Day 2 Problem 3

Fast Food

Source file: food.c or food.cpp or food.pas
Input file: food.in
Output file: food.out

The fast food chain, McBurger, has recently consolidated all activities to restaurants along the Trans Canada Highway. (Following the completion of fixed links joining Newfoundland and Vancouver Island to the mainland.) They have also decided to build several warehouses along the highway, each located at a restaurant and supplying those restaurants nearby. Naturally, these warehouses should be placed so as to minimize the distance between the warehouses and the restaurants they service. Your task is to write a program that determines the optimal positions for the warehouses.

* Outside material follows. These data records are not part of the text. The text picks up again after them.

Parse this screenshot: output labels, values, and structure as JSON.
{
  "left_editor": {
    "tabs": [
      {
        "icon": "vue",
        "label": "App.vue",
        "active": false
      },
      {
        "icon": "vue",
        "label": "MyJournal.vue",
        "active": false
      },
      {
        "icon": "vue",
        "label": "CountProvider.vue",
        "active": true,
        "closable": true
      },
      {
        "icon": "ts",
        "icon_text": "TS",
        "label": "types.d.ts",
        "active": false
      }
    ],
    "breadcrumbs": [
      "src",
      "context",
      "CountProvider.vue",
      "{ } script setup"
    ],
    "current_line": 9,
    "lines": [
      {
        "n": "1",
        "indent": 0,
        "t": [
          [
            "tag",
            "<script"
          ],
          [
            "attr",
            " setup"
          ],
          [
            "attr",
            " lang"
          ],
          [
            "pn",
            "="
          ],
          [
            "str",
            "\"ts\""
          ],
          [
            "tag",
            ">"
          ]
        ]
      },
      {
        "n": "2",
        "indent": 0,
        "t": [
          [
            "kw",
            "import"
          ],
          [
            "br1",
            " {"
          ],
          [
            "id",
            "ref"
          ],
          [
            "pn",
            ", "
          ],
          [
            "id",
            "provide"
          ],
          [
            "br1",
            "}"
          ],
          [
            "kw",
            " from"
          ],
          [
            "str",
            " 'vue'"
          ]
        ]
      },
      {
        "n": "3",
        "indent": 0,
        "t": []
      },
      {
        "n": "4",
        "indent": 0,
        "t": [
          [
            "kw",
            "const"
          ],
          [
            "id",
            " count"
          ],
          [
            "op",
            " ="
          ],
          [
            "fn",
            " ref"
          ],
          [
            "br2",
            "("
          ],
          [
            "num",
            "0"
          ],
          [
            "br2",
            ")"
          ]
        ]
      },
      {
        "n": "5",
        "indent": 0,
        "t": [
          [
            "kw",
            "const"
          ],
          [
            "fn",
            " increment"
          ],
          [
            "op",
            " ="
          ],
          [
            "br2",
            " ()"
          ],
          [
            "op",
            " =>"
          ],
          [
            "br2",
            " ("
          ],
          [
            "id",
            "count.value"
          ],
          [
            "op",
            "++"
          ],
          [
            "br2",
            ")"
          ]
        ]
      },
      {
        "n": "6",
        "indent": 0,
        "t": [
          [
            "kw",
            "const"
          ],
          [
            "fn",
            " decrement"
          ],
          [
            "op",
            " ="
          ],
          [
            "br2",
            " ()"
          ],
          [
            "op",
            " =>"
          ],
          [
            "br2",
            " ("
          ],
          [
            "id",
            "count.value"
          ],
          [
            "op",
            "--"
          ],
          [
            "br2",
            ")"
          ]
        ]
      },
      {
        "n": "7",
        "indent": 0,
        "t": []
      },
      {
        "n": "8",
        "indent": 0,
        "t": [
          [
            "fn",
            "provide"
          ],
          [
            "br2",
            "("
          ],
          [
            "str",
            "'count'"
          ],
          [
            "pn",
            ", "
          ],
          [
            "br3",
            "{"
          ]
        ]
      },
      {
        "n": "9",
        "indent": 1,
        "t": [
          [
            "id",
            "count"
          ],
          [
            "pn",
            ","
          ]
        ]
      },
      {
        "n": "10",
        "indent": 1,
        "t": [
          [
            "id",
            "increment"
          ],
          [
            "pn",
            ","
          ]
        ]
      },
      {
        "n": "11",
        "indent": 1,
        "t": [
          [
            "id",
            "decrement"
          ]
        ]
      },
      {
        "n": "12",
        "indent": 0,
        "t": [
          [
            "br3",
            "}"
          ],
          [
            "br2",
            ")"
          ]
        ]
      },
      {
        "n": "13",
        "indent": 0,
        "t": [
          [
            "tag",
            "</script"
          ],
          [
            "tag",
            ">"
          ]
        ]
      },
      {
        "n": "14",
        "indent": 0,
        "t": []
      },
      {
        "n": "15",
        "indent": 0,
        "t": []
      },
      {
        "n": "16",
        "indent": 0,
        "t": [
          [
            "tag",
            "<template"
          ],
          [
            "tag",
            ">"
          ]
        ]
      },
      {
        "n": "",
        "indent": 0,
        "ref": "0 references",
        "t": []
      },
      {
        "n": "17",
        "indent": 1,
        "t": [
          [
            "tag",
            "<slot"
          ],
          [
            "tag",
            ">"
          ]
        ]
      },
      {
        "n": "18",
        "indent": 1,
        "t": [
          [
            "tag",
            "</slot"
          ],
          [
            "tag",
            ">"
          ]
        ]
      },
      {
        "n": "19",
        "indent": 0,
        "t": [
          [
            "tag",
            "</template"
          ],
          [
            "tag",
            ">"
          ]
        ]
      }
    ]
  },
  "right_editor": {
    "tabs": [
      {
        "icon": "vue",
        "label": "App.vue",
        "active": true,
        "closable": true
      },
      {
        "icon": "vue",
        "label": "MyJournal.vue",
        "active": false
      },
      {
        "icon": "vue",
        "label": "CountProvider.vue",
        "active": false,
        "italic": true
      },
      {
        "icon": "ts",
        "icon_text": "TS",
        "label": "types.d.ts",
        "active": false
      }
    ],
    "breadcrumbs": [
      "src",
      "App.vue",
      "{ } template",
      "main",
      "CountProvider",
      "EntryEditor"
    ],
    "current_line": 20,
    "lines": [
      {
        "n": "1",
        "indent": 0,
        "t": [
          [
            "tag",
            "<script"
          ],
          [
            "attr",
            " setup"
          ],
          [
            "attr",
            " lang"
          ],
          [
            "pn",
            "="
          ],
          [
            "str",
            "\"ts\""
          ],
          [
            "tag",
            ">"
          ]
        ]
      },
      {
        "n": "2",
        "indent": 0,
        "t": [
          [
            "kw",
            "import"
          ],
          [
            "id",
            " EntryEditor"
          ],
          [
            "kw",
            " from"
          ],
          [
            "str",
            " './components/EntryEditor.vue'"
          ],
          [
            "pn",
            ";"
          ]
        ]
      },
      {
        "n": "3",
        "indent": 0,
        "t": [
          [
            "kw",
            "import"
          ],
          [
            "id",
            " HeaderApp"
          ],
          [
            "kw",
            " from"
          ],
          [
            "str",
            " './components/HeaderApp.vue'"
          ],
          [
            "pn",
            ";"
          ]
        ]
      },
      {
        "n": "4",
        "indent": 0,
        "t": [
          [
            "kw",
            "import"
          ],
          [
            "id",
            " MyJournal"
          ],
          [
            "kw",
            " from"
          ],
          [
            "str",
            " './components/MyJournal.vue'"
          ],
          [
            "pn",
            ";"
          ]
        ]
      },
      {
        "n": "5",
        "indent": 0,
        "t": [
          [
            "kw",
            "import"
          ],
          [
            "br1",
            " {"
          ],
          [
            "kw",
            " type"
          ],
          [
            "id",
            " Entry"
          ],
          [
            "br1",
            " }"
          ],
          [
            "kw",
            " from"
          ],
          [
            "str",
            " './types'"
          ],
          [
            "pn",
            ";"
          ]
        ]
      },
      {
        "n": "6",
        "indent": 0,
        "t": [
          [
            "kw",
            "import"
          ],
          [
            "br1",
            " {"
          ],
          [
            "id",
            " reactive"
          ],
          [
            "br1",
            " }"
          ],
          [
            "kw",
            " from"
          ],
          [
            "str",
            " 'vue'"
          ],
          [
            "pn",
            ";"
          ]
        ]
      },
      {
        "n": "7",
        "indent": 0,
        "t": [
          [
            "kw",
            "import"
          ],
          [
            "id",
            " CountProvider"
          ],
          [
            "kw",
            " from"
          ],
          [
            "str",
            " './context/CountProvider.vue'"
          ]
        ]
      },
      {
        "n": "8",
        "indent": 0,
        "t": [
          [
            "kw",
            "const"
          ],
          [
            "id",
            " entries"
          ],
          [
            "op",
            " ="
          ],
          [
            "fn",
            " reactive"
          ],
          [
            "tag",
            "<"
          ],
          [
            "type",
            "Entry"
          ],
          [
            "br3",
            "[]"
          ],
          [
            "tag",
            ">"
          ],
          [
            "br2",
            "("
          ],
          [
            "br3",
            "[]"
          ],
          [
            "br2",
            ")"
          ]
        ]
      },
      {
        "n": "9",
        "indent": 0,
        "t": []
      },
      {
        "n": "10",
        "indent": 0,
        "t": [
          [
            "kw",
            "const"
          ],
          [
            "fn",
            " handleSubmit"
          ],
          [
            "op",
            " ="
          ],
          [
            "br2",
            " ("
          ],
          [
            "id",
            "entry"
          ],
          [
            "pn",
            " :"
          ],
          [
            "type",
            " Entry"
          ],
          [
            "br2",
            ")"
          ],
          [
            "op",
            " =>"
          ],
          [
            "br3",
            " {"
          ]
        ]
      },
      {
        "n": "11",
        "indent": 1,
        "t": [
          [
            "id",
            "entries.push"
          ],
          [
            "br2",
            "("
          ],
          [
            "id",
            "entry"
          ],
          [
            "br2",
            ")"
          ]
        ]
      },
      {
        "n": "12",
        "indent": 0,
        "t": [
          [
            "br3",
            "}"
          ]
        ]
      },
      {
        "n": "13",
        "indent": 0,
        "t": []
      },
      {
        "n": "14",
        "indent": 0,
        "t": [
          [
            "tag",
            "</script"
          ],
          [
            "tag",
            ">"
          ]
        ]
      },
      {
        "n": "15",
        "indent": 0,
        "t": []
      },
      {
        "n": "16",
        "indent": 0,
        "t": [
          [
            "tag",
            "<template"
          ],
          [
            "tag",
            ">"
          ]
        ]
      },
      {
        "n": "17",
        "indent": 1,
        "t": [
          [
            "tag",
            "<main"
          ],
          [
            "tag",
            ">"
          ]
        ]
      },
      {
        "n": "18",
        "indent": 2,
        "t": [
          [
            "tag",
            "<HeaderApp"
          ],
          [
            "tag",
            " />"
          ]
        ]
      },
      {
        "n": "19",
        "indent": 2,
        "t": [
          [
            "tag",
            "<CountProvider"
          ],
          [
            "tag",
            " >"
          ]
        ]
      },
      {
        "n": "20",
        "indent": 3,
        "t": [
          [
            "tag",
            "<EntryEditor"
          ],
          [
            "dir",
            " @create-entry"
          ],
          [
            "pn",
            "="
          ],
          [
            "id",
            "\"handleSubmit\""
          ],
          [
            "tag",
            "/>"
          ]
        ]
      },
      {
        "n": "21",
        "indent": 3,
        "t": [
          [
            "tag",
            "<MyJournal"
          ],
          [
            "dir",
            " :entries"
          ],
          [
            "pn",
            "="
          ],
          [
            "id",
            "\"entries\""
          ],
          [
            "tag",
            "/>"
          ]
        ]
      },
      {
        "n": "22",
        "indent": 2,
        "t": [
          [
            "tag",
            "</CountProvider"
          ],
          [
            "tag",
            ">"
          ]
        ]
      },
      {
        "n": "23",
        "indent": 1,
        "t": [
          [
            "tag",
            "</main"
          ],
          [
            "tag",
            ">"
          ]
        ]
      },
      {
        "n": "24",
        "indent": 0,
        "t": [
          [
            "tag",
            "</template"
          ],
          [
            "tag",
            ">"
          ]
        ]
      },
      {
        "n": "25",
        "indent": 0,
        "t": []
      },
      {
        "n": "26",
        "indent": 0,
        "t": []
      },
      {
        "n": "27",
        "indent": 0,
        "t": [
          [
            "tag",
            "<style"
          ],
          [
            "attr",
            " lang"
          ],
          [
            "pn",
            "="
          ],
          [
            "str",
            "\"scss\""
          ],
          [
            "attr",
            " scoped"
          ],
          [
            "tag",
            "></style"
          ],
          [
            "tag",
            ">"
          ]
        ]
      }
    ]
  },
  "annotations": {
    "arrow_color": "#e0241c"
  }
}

To make the problem more precise, chairman McBoss has issued the following specification: You are given the positions of n restaurants across the country as n integers d1 < d2 < ... < dn. These integers are the distances, in kilometres, from the company's new headquarters in St. John's, at the extreme Eastern end of the highway. You are also given the number k <= n, the number of warehouses to be constructed. You are to place the warehouses at the locations of k of the n restaurants so as to minimize the maximum distance from any restaurant to its nearest warehouse.

Input Specification

The input file contains several test data sets. Each data set begins with the two integers n <= 200 and k. Following this will be n integers d1, d2, ... dn. The number 0 will follow the last data set. Each integer will be on a separate line of input.

Output Specification

For each input data set, output three lines. The first line must contain k integers giving the locations of the warehouses, in kilometres from head office, in ascending order. If several sets of warehouse locations yield the same maximal distance, any one will do. The second line must contain the maximum distance from any restaurant to the nearest warehouse (this is the quantity that your program is to minimize). The third line must be blank.

Sample Input

6
3
5
6
12
19
20
27
0

Possible Output for Sample Input

6 20 27
6